Methods:  Myeloma cell lines and primary samples were tested for the combined effects of IL-6 and HGF in inducing DNA synthesis and migration. Expression levels of c-Met protein were analysed by Western blotting and flow cytometry. Signaling pathways were examined by Western blotting using phosphospecific antibodies and a Ras-GTP pull down assay.

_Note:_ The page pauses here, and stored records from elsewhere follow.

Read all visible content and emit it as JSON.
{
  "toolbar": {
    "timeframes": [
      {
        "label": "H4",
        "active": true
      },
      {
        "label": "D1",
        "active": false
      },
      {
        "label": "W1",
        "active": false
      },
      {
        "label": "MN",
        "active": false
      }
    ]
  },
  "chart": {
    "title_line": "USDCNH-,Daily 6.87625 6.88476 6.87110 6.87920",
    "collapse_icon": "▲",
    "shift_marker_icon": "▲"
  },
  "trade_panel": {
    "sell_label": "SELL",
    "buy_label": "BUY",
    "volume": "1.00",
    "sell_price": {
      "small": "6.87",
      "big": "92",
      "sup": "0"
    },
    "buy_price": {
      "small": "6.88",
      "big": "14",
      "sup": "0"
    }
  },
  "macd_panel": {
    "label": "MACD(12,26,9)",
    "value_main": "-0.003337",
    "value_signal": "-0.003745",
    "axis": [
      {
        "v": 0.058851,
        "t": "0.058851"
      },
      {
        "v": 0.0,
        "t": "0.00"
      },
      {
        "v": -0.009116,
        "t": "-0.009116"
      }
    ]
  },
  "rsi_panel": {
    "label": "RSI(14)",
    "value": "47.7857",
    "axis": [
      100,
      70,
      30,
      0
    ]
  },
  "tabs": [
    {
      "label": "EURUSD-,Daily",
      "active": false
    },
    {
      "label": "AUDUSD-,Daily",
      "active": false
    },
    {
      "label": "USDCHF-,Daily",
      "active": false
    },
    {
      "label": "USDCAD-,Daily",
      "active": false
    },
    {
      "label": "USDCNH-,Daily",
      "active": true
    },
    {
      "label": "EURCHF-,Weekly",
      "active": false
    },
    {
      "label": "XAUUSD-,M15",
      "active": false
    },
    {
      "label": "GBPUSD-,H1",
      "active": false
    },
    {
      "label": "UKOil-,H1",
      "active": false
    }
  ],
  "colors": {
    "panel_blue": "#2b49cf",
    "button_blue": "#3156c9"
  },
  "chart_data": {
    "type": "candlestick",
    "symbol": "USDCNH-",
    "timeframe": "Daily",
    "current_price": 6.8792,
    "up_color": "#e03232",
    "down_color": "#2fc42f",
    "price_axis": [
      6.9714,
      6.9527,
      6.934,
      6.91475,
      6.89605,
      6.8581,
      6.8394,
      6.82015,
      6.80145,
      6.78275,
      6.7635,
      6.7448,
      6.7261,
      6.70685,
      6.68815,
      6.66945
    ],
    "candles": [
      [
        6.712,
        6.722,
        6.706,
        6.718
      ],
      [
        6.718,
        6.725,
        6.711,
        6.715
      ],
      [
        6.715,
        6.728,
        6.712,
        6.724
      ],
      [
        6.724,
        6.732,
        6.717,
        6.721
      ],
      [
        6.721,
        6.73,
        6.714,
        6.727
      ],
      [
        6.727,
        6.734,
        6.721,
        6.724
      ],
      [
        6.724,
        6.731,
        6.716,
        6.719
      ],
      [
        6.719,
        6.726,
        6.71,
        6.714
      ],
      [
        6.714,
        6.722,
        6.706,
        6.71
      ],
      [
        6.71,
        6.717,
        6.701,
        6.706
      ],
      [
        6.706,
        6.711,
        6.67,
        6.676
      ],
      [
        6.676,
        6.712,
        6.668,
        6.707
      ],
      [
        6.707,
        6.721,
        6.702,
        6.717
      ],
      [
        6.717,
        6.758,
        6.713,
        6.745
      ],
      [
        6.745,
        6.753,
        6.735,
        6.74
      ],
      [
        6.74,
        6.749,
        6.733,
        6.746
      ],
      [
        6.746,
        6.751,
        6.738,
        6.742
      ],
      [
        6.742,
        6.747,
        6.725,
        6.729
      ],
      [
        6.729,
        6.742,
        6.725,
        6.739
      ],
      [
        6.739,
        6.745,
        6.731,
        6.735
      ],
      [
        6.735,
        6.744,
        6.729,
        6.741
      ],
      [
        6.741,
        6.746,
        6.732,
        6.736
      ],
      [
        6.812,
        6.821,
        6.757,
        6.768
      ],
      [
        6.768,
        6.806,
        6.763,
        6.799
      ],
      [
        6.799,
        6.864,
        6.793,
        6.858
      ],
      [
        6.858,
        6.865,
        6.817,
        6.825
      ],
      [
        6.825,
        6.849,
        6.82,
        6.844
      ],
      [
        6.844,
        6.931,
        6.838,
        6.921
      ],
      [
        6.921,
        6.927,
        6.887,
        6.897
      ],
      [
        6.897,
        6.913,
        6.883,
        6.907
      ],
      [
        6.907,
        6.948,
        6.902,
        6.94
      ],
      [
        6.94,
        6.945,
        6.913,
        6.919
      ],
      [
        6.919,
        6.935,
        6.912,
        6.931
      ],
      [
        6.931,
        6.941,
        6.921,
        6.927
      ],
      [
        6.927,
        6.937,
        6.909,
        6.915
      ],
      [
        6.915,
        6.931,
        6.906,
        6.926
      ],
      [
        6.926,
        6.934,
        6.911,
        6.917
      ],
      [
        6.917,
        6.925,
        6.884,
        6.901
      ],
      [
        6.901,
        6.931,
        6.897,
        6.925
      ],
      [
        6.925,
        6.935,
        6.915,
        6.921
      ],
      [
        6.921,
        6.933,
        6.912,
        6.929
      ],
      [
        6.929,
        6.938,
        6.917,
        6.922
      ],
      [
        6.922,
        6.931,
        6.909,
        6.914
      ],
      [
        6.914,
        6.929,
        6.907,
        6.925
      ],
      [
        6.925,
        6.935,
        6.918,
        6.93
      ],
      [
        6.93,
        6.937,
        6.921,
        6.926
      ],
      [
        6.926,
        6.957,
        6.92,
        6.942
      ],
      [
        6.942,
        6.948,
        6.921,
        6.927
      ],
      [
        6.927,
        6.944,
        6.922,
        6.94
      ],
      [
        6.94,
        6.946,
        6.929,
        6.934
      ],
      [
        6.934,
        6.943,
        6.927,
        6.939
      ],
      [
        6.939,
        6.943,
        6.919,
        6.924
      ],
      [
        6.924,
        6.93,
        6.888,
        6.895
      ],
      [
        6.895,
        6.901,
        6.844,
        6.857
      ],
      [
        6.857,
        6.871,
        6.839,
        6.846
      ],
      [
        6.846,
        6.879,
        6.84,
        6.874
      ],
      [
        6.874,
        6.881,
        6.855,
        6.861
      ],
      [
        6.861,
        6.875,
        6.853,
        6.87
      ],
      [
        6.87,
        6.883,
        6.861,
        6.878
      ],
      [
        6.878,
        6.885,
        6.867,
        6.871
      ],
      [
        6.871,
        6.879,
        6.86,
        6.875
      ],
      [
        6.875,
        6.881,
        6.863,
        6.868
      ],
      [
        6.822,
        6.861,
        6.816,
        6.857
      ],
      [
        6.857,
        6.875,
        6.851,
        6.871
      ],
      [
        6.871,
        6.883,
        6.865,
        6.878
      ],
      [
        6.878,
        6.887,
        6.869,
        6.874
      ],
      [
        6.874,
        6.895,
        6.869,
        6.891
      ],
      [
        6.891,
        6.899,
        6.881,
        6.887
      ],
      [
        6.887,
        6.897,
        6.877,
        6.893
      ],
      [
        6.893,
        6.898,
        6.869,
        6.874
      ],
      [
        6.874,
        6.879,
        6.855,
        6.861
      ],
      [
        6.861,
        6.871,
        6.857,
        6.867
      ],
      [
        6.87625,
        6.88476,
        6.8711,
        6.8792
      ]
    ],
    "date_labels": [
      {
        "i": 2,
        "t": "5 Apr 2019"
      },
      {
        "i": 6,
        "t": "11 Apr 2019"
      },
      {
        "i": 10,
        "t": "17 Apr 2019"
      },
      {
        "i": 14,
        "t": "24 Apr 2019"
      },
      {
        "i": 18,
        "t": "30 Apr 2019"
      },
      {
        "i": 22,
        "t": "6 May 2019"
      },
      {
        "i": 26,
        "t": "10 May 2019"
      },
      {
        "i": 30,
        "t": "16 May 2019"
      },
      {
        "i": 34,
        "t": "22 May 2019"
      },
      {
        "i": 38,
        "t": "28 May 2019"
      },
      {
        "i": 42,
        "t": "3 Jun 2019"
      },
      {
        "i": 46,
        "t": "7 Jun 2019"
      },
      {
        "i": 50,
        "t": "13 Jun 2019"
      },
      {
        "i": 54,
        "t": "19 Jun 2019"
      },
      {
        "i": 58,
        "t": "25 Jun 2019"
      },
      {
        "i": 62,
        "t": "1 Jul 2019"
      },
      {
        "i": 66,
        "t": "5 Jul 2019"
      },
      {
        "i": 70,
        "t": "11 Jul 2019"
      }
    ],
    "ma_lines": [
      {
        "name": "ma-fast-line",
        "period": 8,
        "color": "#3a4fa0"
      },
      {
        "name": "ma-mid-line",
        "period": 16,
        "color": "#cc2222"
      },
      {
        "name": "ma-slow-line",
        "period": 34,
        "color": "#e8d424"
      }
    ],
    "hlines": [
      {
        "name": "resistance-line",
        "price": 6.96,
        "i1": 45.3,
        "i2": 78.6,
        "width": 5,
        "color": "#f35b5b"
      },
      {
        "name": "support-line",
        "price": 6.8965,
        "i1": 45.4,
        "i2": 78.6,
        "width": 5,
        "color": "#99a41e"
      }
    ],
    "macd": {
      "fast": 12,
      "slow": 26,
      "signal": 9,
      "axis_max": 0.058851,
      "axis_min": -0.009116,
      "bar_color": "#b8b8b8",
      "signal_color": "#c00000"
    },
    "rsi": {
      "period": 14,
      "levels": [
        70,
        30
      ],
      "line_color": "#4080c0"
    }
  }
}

Results:  HGF potentiated IL-6-induced growth in human myeloma cell lines and in purified primary myeloma cells. There was also cooperation between HGF and IL-6 in induction of migration. There seemed to be two explanations for this synergy. IL-6-treatment increased the expression of c-Met making cells HGF responsive, and IL-6 was dependent on c-Met signaling in activating both Ras and p44/42 MAPK by a mechanism involving the tyrosine phosphatase Shp2.

Conclusions:  The results indicate that besides from being a myeloma growth factor alone, HGF can also potentiate the effects of IL-6 in myeloma proliferation and migration. Thus, c-Met signaling could be a target for therapy of multiple myeloma.